Saat Donald Trump mengangkat tangan kanannya, mengucap sumpah sebagai presiden ke-45 Amerika Serikat, Gary Belis sedang mengarungi angkasa. Ia terbang menuju sebuah lokasi yang jauhnya 14.484 kilometer dari tanah airnya.
Tujuan akhirnya adalah Selandia Baru. Pria New York itu pergi menggunakan tiket sekali jalan.
"Saya ingin pergi sejauh mungkin dari Donald Trump," kata Belis, seperti dikutip dari New Zealand Herald, Sabtu (21/1/2017).
Pria 64 tahun tersebut merancang kepergiannya dengan cermat. Ia berangkat pada 19 Januari 2017 waktu AS, sehari sebelum pelantikan presiden.
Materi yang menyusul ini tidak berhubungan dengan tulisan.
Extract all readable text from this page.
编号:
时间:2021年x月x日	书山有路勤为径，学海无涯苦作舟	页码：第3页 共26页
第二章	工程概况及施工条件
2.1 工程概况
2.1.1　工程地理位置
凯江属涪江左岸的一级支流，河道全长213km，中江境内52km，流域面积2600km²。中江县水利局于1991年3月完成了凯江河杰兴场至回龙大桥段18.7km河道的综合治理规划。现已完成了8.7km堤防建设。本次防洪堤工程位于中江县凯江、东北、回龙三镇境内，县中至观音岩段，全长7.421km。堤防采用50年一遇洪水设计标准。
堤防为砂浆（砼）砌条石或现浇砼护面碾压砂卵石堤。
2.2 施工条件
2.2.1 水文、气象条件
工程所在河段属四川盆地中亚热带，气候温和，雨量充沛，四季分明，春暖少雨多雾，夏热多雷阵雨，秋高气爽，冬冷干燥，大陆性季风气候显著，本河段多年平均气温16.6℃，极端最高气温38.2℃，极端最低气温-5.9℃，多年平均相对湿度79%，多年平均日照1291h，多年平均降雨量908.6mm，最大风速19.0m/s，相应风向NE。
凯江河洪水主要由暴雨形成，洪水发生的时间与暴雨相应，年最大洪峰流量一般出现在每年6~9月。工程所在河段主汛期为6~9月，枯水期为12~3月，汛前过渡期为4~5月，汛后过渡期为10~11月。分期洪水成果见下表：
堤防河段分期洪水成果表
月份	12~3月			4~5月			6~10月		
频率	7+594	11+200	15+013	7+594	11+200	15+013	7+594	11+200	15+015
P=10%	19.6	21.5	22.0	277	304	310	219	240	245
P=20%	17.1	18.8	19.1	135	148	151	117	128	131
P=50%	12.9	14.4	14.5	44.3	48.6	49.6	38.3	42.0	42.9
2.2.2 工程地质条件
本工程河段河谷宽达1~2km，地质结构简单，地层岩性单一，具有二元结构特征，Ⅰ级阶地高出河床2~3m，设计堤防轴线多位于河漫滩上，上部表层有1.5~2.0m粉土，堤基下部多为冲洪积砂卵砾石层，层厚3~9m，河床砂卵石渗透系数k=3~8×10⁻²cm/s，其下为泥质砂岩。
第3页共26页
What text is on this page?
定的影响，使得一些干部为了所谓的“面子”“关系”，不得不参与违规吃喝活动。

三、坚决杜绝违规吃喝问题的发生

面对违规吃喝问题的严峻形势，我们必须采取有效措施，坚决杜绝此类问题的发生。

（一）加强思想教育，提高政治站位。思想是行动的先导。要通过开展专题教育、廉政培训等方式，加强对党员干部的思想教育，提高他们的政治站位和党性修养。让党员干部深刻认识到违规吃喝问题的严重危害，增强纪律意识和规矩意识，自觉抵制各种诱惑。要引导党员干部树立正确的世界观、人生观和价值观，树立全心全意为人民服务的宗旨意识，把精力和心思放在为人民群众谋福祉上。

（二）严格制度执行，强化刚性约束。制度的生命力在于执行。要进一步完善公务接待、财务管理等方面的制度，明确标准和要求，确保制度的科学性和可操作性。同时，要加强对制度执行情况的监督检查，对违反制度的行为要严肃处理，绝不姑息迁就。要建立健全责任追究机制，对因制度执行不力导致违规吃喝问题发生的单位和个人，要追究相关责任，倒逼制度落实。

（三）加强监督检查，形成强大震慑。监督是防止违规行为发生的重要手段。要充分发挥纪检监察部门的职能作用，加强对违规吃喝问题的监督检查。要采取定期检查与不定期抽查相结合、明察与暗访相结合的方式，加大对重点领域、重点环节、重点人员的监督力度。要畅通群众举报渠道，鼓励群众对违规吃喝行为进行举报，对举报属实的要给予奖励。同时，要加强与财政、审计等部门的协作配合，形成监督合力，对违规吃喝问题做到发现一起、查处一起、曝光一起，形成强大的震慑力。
Belis mendarat di Selandia Baru pada 21 Januari 2017 waktu setempat. "Secara harfiah, aku ingin menghapus tanggal 20 Januari 2017 dari dalam hidupku," kata dia pada The Daily Beast. "Aku tak ingin berada di sini (AS) semenit pun dari masa kepresidenannya."
Belis punya persoalan pengalaman buruk dengan Presiden AS yang baru itu.
Gary Belis memutuskan pergi ke Selandia Baru dengan tiket sekali jalan. Ia tak sudi dipimpin Donald Trump (Facebook)
Pada 30 tahun lalu, ia membuat ulasan buku Trump, The Art of the Deal untuk majalah Fortune, tempatnya bekerja sebagai publicist.
Trump menanggapi ulasan itu dengan surat bernada marah, yang menuding "kebodohan" dan "prasangka" Belis. Ia bahkan meminta sang penulis ulasan dipecat.
"Surat itu terpajang di tembokku selama 30 tahun. Bagiku, itu adalah sebuah kehormatan," kata Belis.
Belis tak sendirian. Pencarian Google di Amerika Serikat soal "pindah ke Selandia Baru" melonjak drastis pada 8 November 2016 malam, saat Donald Trump dinyatakan sebagai pemenang dalam Pilpres AS.
Sejumlah warga AS anti-Trump juga mencari properti di sejumlah negara, termasuk Selandia Baru menjelang dan setelah pemilu.
Situs properti terbesar di Selandia Baru, realestate.co.nz, mencatat terjadi 141 persen kenaikan pencarian warga AS di Negeri Kiwi pascapilpres.
Sebelumnya, sejumlah selebritas bersumpah untuk meninggalkan Amerika ketika Trump menang, termasuk Amy Schumer, Whoopi Goldberg, dan Samuel L. Jackson.